TERME DI MONTECATINI: LA REGIONE È PER IL CONCORDATO IN BIANCO

Il ruolo della Regione nella comunicazione dell’assessore Stefano Ciuoffo in Consiglio regionale

Terme di Montecatini

FIRENZE. Per le Terme di Montecatini la Giunta regionale darà mandato all’amministratore unico di avviare tutte le azioni volte alla necessità di preservare il patrimonio societario per la tutela dei creditori e del territorio, quali la presentazione di una istanza di concordato preventivo cosiddetto in bianco, funzionale alla predisposizione di un piano concordatario in tempi congrui al fine di limitare la perdita di liquidità.

È questa la posizione della Regione Toscana, così come l’ha espressa l’assessore Stefano Ciuoffo, che coordina le partecipazioni regionali sulle tematiche economico finanziarie, nella comunicazione svolta oggi in Consiglio regionale.

Per l’assessore ciò che va scongiurato è il “pericolo di fallimento della società, anche superando la necessità della messa in liquidazione espressa negli atti regionali”.

Così sarà quella del concordato preventivo in bianco la posizione che la Regione esprimerà nell’Assemblea ordinaria delle Terme, convocata per domani, 27 gennaio.

Il concordato potrà quindi prevedere anche “la cessione dei rami d’azienda funzionali all’esercizio dell’attività termale, eventualmente preceduti da un affitto dell’azienda stessa”.

La presentazione della domanda di concordato, infatti, consente di azionare tutte quelle cautele previste nella legge di conservazione del patrimonio dalle azioni dei creditori per tutto il periodo concesso dal tribunale per la predisposizione del piano concordatario.

Lassessore regionale Ciuoffo

Nella sua replica in seguito al dibattito che si è sviluppato in aula, l’assessore Ciuoffo ha evidenziato la crisi che ha investito tutte le località termali in varie regioni italiane ricordando che, nonostante le difficoltà, il sistema termale toscano resta leader a livello nazionale.

Secondo l’assessore è il momento di puntare ad una gestione attenta di questo momento delicato.

In questo quadro si inserisce l’incontro che proprio oggi il presidente Giani ha avuto con i vertici di Cassa depositi e prestiti per la valorizzazione delle Terme Leopoldine.

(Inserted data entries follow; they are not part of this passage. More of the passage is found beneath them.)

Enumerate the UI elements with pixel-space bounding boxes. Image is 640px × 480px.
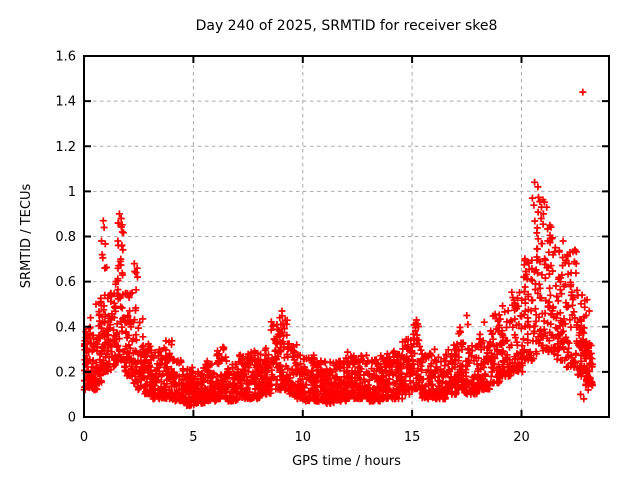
x-tick-label: 20: [513, 430, 530, 445]
y-tick-label: 0: [68, 411, 76, 426]
y-tick-label: 1: [68, 185, 76, 200]
y-axis-title: SRMTID / TECUs: [19, 184, 34, 289]
chart-title: Day 240 of 2025, SRMTID for receiver ske…: [195, 18, 498, 34]
y-tick-label: 1.6: [55, 50, 76, 65]
y-tick-labels: 0 0.2 0.4 0.6 0.8 1 1.2 1.4 1.6: [55, 50, 76, 426]
x-tick-label: 15: [404, 430, 421, 445]
y-tick-label: 1.2: [55, 140, 76, 155]
tick-marks: [83, 55, 609, 418]
x-tick-label: 0: [80, 430, 88, 445]
x-tick-label: 5: [189, 430, 197, 445]
y-tick-label: 1.4: [55, 95, 76, 110]
x-tick-labels: 0 5 10 15 20: [80, 430, 530, 445]
y-tick-label: 0.4: [55, 320, 76, 335]
y-tick-label: 0.6: [55, 275, 76, 290]
y-tick-label: 0.2: [55, 365, 76, 380]
scatter-points: [80, 88, 596, 410]
y-tick-label: 0.8: [55, 230, 76, 245]
tick-mark-set: [83, 55, 609, 418]
x-tick-label: 10: [295, 430, 312, 445]
x-axis-title: GPS time / hours: [292, 454, 401, 469]
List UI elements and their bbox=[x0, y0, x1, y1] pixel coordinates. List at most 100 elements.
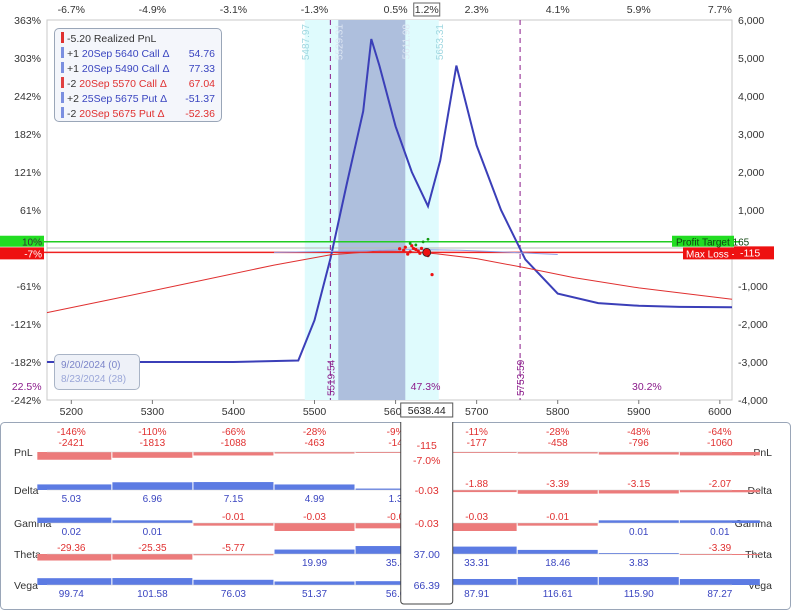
greek-value-label: -0.03 bbox=[465, 512, 488, 523]
profit-target-flag bbox=[672, 235, 734, 247]
greek-bar bbox=[679, 452, 760, 456]
greek-value-label: 115.90 bbox=[624, 589, 654, 600]
top-axis-pct-label: 1.2% bbox=[415, 4, 439, 16]
realized-pnl-point bbox=[411, 246, 416, 250]
y-left-tick-label: 61% bbox=[20, 205, 41, 217]
legend-label: 20Sep 5490 Call Δ bbox=[81, 63, 170, 75]
y-left-tick-label: 303% bbox=[14, 53, 41, 65]
greek-value-label: -3.39 bbox=[708, 543, 731, 554]
legend-row-position[interactable]: -2 20Sep 5570 Call Δ 67.04 bbox=[61, 77, 217, 92]
x-tick-label: 5400 bbox=[222, 406, 246, 418]
greek-value-label: 6.96 bbox=[143, 494, 163, 505]
top-axis-pct-label: 2.3% bbox=[465, 4, 489, 16]
legend-row-position[interactable]: -2 20Sep 5675 Put Δ -52.36 bbox=[61, 107, 217, 122]
legend-swatch bbox=[61, 32, 64, 43]
top-axis-pct-label: 0.5% bbox=[384, 4, 408, 16]
greek-bar bbox=[679, 490, 760, 493]
legend-row-position[interactable]: +1 20Sep 5640 Call Δ 54.76 bbox=[61, 47, 217, 62]
profit-point bbox=[408, 242, 412, 245]
legend-delta: 54.76 bbox=[188, 48, 215, 60]
y-right-tick-label: 6,000 bbox=[738, 15, 764, 27]
y-left-tick-label: -182% bbox=[11, 357, 41, 369]
legend-row-position[interactable]: +2 25Sep 5675 Put Δ -51.37 bbox=[61, 92, 217, 107]
greek-value-label: -463 bbox=[305, 438, 325, 449]
greek-value-label: 87.91 bbox=[464, 589, 489, 600]
legend-label: -5.20 Realized PnL bbox=[67, 33, 157, 45]
legend-swatch bbox=[61, 62, 64, 73]
greek-bar bbox=[274, 452, 355, 454]
greek-value-label: -29.36 bbox=[57, 543, 86, 554]
x-tick-label: 5300 bbox=[141, 406, 165, 418]
legend-delta: 77.33 bbox=[188, 63, 215, 75]
cursor-pnl-pct: -7.0% bbox=[413, 455, 440, 467]
greek-row-name-left: Vega bbox=[14, 580, 38, 592]
greek-value-label: 18.46 bbox=[545, 558, 570, 569]
date-selector[interactable]: 9/20/2024 (0) 8/23/2024 (28) bbox=[54, 354, 140, 390]
positions-legend[interactable]: -5.20 Realized PnL +1 20Sep 5640 Call Δ 5… bbox=[54, 28, 222, 122]
greek-value-label: -2.07 bbox=[708, 479, 731, 490]
top-axis-pct-label: -3.1% bbox=[220, 4, 247, 16]
realized-pnl-point bbox=[406, 252, 410, 256]
greek-value-label: 35.8 bbox=[386, 558, 406, 569]
y-left-tick-label: 182% bbox=[14, 129, 41, 141]
greek-bar bbox=[436, 523, 517, 531]
greek-bar bbox=[598, 520, 679, 523]
greeks-frame bbox=[0, 422, 791, 610]
greek-bar bbox=[517, 523, 598, 526]
greek-value-label: 7.15 bbox=[224, 494, 244, 505]
greek-value-label: -3.15 bbox=[627, 479, 650, 490]
greek-row-name-left: Delta bbox=[14, 485, 39, 497]
current-date[interactable]: 8/23/2024 (28) bbox=[61, 374, 127, 385]
greek-value-label: -3.39 bbox=[546, 479, 569, 490]
profit-target-label: Profit Target 165 bbox=[676, 238, 750, 249]
probability-label: 22.5% bbox=[12, 381, 42, 393]
greek-value-label: 116.61 bbox=[543, 589, 573, 600]
greek-value-label: -0.01 bbox=[222, 512, 245, 523]
profit-point bbox=[421, 240, 425, 244]
greek-value-label: -1060 bbox=[707, 438, 733, 449]
legend-row-realized-pnl[interactable]: -5.20 Realized PnL bbox=[61, 32, 217, 47]
y-right-tick-label: 2,000 bbox=[738, 167, 764, 179]
inner-range-band bbox=[338, 20, 406, 400]
x-tick-label: 6000 bbox=[708, 406, 732, 418]
legend-row-position[interactable]: +1 20Sep 5490 Call Δ 77.33 bbox=[61, 62, 217, 77]
legend-delta: -51.37 bbox=[185, 93, 215, 105]
greek-bar bbox=[37, 452, 112, 460]
expiry-date[interactable]: 9/20/2024 (0) bbox=[61, 360, 121, 371]
greek-bar bbox=[679, 520, 760, 523]
greek-value-label: 0.02 bbox=[62, 527, 82, 538]
max-loss-label: Max Loss -115 bbox=[686, 249, 751, 260]
greek-value-label: -0.01 bbox=[546, 512, 569, 523]
legend-qty: +1 bbox=[67, 48, 79, 60]
legend-swatch bbox=[61, 77, 64, 88]
top-axis-pct-label: 5.9% bbox=[627, 4, 651, 16]
greek-pct-label: -28% bbox=[303, 427, 326, 438]
pct-flag-red bbox=[0, 247, 44, 260]
legend-swatch bbox=[61, 107, 64, 118]
current-position-marker bbox=[422, 247, 432, 257]
greek-value-label: 19.99 bbox=[302, 558, 327, 569]
risk-graph-chart[interactable]: 5487.97 5529.31 5611.98 5653.31 5519.54 5753… bbox=[0, 0, 792, 422]
realized-pnl-point bbox=[414, 247, 418, 252]
pct-flag-green bbox=[0, 235, 44, 247]
greek-bar bbox=[274, 581, 355, 585]
greek-bar bbox=[37, 578, 112, 585]
greek-bar bbox=[436, 452, 517, 453]
y-left-tick-label: 242% bbox=[14, 91, 41, 103]
probability-label: 30.2% bbox=[632, 381, 662, 393]
cursor-pnl-value: -115 bbox=[417, 440, 437, 452]
greeks-panel: PnL PnL-146%-2421-110%-1813-66%-1088-28%-… bbox=[0, 422, 791, 610]
cursor-theta-value: 37.00 bbox=[414, 549, 440, 561]
realized-pnl-point bbox=[419, 246, 424, 250]
legend-label: 20Sep 5570 Call Δ bbox=[79, 78, 167, 90]
greek-bar bbox=[112, 578, 193, 585]
y-right-tick-label: 1,000 bbox=[738, 205, 764, 217]
greek-bar bbox=[112, 452, 193, 458]
greek-value-label: 5.03 bbox=[62, 494, 82, 505]
greek-row-name-right: Gamma bbox=[735, 518, 773, 530]
x-tick-label: 5200 bbox=[60, 406, 84, 418]
greek-pct-label: -11% bbox=[465, 427, 488, 438]
realized-pnl-point bbox=[418, 251, 422, 255]
greek-bar bbox=[679, 554, 760, 555]
greek-value-label: -177 bbox=[467, 438, 487, 449]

Del resto la Regione in questa vicenda ha un ruolo di guida, di orientamento e di chiarezza rispetto a decisioni che deve prendere l’Assemblea, come quella sulla disponibilità manifestata da Infinet a rilevare la maggioranza del pacchetto azionario.
Sarà infine la stessa Regione a fare la sua parte, a valle del concordato in bianco.